The following article comes from a lengthy letter that I wrote last fall to members of the socialist group that I belonged to at the time. The letter — which is dated September 11, 2013 — summarizes the fast food strike protest that took place in Atlanta on August 29 of that year as part of the SEIU-backed fast food workers’ organizing campaign.
For a number of reasons — first and foremost being problems of internal democracy — I never actually got around to emailing this message out to Atlanta branch members. Recently, however, I discovered a copy of the letter saved on my hard drive. Since the document contains some worthwhile insights about the fast food workers’ organizing campaign — both in regard to Atlanta specifically and on a nationwide level, as well — I thought it might be useful to finally publish it here. Notably, in preparation for doing this, I have removed several sections of the letter for reasons of relevance. In addition, I’ve also edited the piece for readability and style.
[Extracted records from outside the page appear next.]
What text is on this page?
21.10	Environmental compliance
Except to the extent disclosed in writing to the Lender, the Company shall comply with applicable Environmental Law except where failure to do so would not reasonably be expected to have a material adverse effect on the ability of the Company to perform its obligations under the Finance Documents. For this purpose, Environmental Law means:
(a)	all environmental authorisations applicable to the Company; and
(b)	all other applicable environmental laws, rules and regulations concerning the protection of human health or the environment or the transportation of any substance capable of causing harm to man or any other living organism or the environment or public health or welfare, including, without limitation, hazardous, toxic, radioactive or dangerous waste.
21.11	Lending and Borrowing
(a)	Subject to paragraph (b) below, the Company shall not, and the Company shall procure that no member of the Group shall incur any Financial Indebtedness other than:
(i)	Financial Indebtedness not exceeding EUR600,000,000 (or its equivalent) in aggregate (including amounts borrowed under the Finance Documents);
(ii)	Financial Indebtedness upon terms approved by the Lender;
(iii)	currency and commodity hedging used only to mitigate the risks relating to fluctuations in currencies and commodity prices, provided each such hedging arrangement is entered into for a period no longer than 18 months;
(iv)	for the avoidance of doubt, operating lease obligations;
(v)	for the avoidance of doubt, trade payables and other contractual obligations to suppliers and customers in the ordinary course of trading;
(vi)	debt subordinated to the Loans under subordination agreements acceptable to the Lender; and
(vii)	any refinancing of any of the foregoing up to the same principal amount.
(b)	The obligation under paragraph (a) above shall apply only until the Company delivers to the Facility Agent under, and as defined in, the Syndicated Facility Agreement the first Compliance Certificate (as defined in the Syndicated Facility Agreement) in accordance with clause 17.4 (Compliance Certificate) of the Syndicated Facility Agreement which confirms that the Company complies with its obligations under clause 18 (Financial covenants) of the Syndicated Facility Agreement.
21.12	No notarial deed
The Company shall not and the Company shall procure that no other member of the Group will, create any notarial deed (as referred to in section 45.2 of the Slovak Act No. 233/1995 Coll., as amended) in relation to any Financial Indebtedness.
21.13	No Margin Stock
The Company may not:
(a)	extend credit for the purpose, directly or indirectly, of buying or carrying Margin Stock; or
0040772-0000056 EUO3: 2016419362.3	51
In terms of broader context, it’s worth adding that the August 29 strike protest described below was the first action that the fast food workers’ organizing campaign sponsored in the Atlanta area. Since then, the SEIU and forces within the local labor movement have backed the formation of an established fast food workers group — ATL Raise Up. Over the past year, this group — which now has the support of a number of militant local fast food workers — has coordinated the Atlanta strike protests staged in conjunction with the national campaign. Most recently, this included the civil disobedience strike protest held on September 4, 2014.